"Les bus gérés par le secteur privé sont plus performants"

Depuis le début de la grève "spontanée" entamée jeudi par des chauffeurs des Tec Liège-Verviers, le débat autour d’une éventuelle privatisation des bus wallons (re) fait surface...

Dive Alice
"Les bus gérés par le secteur privé sont plus performants"
©BELGA

Depuis le début de la grève "spontanée" entamée jeudi par des chauffeurs des Tec Liège-Verviers, le débat autour d’une éventuelle privatisation des bus wallons (re) fait surface. Axel Gautier est professeur d’économie à l’école de gestion (HEC) de l’ULg. Il a mené plusieurs études sur le transport urbain, notamment sur les performances des opérateurs (privés et publics) du secteur en France. Entretien avec l’intéressé.

Comment est organisé le transport urbain en France ? 


Dans la grande majorité des municipalités françaises, cela fonctionne en privatisant. La conception du réseau de transports reste publique mais son exploitation est concédée à un opérateur privé. Au terme d’un appel d’offres, seul un partenaire - privé donc - obtient un contrat d’une durée de six ans et gagne le monopole dans la municipalité. Cette dernière lui octroie tout de même un subside conséquent mais qui est moindre que dans un modèle tel que celui qui prévaut aujourd’hui en Wallonie, où l’entreprise publique s’occupe à la fois de la conception et de l’exploitation du réseau de transports. 

Quel est le système le plus performant ?

ncontestablement celui qui passe par les opérateurs privés.

Pourquoi ? 

Notamment parce que la concurrence fait diminuer les coûts du service. Ces derniers sont moins élevés quand ils sont fournis par le privé. Le mode d’organisation a donc très clairement une influence sur les performances. 

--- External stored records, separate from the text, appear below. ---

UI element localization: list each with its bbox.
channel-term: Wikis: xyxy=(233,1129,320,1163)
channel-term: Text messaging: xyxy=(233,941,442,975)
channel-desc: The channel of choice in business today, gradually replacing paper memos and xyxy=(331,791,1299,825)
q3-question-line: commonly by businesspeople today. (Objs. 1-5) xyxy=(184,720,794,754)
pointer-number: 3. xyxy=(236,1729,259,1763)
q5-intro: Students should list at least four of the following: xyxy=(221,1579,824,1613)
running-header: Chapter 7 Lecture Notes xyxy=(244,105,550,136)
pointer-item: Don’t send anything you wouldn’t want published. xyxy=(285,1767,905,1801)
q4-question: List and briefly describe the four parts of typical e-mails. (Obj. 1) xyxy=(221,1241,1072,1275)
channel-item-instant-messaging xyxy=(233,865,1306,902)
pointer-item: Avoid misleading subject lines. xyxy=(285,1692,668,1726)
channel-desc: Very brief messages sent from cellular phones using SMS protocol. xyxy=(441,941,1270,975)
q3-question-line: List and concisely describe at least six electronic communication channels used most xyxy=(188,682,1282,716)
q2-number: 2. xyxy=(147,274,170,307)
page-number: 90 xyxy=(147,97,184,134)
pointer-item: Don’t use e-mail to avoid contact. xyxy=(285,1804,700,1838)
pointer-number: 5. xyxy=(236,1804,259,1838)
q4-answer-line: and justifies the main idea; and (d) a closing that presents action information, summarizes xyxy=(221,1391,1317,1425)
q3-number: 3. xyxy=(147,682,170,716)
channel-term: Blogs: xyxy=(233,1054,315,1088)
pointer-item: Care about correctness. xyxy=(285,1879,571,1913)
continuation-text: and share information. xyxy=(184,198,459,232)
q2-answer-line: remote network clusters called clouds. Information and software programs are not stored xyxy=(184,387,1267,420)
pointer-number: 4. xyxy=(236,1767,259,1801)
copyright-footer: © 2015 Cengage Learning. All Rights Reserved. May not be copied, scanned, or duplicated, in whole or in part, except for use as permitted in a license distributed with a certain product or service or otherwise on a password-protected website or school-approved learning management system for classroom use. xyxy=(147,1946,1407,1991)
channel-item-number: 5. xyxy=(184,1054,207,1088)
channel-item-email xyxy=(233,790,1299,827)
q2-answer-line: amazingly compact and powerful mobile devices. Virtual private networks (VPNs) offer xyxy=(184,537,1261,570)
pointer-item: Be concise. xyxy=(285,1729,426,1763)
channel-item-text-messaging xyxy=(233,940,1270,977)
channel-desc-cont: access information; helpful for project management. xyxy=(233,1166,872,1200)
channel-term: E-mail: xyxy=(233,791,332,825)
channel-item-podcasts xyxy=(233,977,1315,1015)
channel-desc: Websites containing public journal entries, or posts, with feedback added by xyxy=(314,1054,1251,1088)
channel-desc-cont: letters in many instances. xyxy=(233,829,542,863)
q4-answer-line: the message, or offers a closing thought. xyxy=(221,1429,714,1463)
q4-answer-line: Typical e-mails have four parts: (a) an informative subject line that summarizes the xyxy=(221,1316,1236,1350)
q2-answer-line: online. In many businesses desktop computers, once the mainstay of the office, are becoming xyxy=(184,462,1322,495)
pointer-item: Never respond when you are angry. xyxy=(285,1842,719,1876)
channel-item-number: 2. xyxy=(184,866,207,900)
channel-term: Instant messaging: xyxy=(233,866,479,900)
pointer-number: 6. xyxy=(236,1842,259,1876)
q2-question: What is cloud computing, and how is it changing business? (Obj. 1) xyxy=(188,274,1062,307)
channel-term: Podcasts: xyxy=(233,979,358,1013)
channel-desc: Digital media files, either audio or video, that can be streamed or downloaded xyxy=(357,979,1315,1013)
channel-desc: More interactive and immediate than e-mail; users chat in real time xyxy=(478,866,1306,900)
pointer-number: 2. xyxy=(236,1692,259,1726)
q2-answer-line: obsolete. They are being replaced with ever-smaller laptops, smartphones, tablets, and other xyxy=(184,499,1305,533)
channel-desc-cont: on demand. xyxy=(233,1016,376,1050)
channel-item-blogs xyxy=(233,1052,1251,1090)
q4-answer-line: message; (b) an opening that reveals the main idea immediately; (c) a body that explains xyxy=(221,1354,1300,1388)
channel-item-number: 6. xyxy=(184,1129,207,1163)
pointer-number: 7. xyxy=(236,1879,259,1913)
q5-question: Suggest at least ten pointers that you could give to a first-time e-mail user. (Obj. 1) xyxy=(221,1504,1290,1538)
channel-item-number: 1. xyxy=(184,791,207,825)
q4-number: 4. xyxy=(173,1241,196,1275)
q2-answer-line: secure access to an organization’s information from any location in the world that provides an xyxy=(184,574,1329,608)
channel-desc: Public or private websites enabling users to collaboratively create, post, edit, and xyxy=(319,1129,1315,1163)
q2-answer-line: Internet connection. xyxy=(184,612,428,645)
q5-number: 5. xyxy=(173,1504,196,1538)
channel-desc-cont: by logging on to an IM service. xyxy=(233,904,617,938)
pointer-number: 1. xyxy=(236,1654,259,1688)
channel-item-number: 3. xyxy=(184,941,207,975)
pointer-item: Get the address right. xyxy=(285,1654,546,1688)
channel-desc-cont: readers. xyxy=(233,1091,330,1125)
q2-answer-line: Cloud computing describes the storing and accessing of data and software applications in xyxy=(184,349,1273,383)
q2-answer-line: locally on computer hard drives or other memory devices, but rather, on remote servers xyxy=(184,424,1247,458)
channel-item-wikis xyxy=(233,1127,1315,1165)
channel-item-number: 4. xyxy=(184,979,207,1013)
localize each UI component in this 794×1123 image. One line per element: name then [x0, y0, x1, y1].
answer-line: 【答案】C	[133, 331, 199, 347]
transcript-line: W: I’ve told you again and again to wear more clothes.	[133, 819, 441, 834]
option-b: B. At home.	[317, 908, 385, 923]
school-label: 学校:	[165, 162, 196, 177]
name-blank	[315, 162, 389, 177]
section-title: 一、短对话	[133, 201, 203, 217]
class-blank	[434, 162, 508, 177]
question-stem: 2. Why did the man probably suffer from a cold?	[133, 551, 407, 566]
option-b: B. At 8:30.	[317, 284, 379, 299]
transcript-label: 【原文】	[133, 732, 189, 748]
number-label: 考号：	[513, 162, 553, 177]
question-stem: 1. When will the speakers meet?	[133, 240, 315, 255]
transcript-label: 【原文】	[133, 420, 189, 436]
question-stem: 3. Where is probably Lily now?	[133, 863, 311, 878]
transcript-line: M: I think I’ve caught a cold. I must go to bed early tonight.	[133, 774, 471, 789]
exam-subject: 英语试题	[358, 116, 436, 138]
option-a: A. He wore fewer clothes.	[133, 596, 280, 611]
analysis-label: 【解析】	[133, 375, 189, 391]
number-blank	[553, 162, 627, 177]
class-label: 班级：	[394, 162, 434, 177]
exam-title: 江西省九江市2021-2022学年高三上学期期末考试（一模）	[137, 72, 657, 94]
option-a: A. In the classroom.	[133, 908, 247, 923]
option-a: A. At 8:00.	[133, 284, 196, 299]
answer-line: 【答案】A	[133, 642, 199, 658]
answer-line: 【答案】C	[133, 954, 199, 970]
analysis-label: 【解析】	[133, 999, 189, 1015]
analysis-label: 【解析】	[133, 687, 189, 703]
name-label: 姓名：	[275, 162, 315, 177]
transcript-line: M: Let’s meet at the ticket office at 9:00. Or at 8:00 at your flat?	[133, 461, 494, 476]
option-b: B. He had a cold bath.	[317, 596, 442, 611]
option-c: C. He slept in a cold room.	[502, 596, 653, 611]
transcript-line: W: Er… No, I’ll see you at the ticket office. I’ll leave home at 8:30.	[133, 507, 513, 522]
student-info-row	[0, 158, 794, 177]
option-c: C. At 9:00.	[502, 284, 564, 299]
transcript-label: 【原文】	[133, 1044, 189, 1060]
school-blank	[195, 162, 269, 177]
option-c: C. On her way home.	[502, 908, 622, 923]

Pour quelle(s) raison(s) ? 

Entre autres parce que l’on joue sur la responsabilisation financière de l’opérateur. On constate effectivement que plus on donne de responsabilités financières à l’exploitant, plus les performances sont élevées. Et là, on distingue trois grands systèmes en France. Soit le partenaire privé est remboursé (par la municipalité) de l’intégralité de ses coûts, soit il est remboursé au forfait, soit il est remboursé au forfait mais est en plus responsable des recettes du trafic. Autrement dit, s’il y a moins de clients, c’est lui qui en subit les conséquences. Important, c’est la municipalité qui choisit d’opter pour un modèle plutôt que pour un autre. 

Ce modèle de privatisation est-il transposable en Wallonie ? 

Bien sûr que oui ! Il n’est pas du tout inconcevable d’imaginer qu’on décide de concéder l’exploitation de certaines lignes ou d’une entité du Tec à un opérateur privé qui soit responsabilisé. 

C’est déjà le cas pour certaines lignes dans le Namurois, d’ailleurs… 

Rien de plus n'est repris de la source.